Голубой капот, тщательно разложенный на диване, напомнил мне, что я должна одеваться. Я всегда ненавидела светлые цвета и воевала с tante Lise, не желая надевать ни розового, ни голубого цвета, уверяя ее, что нежные тона только подчеркивают мое безобразие. Но сегодня мне это не казалось. Напротив того, мне хотелось одеться как можно светлее, наряднее, точно я собиралась на праздник.

III

Сергей вернулся к самому молебну. Я увидела его в ту минуту, когда слободской батюшка, высокий, худощавый старик, надевал с помощью дьячка свое скромное старенькое облачение.

— Здравствуй Наташа, — целуя мою руку, приветствовал он меня со своей обычной, милой улыбкой.

Начался молебен. Батюшка служил прекрасно, с чувством произнося слова молитв. И опять меня охватило детское настроение светлого, несколько грустного счастья. Снова вспоминались отроческие годы, когда мой отец точно так же приглашал священника в Рождество и Пасху служить у нас в доме молебны. О, папа, папа! Помолись, дорогой, со мною за меня, твою Тасю! — мысленно обращалась я к дорогому покойнику.

Во время завтрака я старалась быть любезной, насколько могла, и угощала священника и дьякона соленьями и вареньями, заготовленными искусными руками няни.

— А вы надолго сюда? — осведомился отец Виктор, дьякон слободы Насиловки.

IV

— Ну-с, когда же мы работать начнем? — обратился ко мне недели через две после нашего приезда мой муж с вопросом. — Да, кстати, я говорил о. Виктору о проекте нашего журнала. Он тоже хочет принять в нем деятельное участие. Это очень интересно. Он предполагает написать письма из глуши провинциального дьякона. Ну, а твои дела Наташа?

— Какие, Сергей?

— Проектируешь ты что-нибудь написать?

— Когда же, милый…

Последнее слово вылетело так неожиданно из моей груди, что невольно смутило меня.

V

Прошел месяц.

Сергей был охвачен лихорадкой работы.

Кроме своего творческого труда, он уделял много времени составлению плана своего "Идеального журнала", издание которого он хотел начать не позднее сентября.

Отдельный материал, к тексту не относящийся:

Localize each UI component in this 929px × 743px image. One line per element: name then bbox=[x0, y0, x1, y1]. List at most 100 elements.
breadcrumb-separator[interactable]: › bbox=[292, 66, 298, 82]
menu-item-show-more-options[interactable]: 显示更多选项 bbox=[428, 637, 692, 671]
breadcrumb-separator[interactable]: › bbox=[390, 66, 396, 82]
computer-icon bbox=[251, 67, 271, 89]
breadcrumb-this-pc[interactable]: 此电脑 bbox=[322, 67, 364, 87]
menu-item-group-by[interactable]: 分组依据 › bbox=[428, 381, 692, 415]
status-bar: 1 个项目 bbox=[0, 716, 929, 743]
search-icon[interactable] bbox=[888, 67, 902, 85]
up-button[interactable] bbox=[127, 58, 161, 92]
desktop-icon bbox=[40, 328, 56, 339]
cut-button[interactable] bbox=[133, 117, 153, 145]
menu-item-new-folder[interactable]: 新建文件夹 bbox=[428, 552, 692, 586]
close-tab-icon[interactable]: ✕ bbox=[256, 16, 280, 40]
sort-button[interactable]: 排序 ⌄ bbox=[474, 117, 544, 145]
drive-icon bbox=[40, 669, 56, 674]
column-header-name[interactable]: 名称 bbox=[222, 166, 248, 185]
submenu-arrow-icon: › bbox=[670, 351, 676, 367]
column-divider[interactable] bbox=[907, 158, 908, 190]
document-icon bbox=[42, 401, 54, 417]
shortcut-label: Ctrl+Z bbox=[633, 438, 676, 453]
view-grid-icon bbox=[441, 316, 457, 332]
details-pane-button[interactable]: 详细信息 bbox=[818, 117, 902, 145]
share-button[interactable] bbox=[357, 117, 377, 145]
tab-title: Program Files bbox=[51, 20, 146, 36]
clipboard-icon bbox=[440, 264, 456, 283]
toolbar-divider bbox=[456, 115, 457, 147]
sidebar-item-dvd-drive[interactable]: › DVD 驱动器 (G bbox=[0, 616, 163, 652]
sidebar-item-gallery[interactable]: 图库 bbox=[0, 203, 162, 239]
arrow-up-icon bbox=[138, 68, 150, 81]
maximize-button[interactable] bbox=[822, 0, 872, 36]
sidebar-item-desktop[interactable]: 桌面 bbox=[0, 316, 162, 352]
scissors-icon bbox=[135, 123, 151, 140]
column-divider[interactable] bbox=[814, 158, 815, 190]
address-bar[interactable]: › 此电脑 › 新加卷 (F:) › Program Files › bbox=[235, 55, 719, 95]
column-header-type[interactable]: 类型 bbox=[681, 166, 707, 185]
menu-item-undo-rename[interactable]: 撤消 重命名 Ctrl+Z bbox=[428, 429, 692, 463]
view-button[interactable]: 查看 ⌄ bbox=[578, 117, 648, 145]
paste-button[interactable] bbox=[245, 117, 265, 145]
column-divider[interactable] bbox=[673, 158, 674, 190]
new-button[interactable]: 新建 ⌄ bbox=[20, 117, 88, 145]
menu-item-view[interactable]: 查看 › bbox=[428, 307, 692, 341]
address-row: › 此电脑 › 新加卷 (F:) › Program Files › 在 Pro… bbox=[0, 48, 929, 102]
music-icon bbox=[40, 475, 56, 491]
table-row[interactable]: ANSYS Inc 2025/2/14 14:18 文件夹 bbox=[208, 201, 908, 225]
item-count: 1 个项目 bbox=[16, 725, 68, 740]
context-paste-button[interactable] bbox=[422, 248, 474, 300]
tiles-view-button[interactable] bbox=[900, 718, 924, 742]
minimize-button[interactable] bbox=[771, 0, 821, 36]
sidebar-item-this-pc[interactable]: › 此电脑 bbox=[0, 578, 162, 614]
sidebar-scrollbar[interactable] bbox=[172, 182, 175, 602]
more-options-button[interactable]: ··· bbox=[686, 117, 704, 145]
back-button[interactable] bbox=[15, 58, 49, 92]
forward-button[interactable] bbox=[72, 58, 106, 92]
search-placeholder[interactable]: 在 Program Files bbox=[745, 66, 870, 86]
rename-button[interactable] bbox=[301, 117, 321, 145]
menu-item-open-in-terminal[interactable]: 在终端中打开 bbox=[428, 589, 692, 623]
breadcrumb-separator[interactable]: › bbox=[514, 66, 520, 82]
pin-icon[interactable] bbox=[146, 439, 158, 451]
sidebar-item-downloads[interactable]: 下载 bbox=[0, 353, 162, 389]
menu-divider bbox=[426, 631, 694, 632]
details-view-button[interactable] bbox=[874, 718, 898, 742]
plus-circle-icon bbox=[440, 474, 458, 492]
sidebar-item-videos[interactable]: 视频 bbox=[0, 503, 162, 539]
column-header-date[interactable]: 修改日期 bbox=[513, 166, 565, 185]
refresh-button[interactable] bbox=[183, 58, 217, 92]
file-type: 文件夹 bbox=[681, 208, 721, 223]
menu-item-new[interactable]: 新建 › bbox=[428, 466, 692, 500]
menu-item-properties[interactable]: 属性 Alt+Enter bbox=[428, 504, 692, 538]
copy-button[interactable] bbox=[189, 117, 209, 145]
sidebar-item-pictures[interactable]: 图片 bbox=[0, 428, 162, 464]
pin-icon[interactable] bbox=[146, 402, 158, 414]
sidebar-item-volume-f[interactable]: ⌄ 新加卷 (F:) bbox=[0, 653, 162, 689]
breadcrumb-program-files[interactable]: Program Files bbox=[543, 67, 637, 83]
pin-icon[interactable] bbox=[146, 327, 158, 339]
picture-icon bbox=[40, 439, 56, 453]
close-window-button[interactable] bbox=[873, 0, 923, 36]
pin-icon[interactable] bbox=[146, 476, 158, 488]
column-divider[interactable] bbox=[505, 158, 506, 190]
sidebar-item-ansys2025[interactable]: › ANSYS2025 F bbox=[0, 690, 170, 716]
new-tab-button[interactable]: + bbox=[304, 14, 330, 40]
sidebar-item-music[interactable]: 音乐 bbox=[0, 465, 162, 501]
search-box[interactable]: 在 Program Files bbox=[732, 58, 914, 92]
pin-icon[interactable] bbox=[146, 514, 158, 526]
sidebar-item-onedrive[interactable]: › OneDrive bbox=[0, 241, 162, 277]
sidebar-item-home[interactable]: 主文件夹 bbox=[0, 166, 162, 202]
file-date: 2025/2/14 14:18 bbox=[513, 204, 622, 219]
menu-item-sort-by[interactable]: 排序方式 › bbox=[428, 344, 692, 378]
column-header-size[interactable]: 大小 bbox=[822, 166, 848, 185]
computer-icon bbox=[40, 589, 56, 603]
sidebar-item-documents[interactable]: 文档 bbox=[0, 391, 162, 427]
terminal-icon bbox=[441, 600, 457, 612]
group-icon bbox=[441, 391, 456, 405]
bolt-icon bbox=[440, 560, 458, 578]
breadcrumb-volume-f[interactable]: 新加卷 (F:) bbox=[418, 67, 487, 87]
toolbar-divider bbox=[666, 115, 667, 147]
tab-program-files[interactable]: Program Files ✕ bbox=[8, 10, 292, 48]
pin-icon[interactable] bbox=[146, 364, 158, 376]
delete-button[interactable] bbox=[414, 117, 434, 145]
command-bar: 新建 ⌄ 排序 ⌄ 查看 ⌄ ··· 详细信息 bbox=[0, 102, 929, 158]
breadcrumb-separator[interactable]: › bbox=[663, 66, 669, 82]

Он ежедневно списывался с петербургскими друзьями, подыскивал необходимых сотрудников, таких, которые подошли бы к главной идее его издания и помогли бы осуществить ее.

Мы виделись с ним только за завтраками и обедами. Его рабочий стол был, к ужасу няни, перенесен в холодную и неуютную портретную; сюда же приносили целыми корзинами книги, журналы разных периодических изданий и беспорядочно складывали по углам комнаты. Хаос здесь царил невообразимый.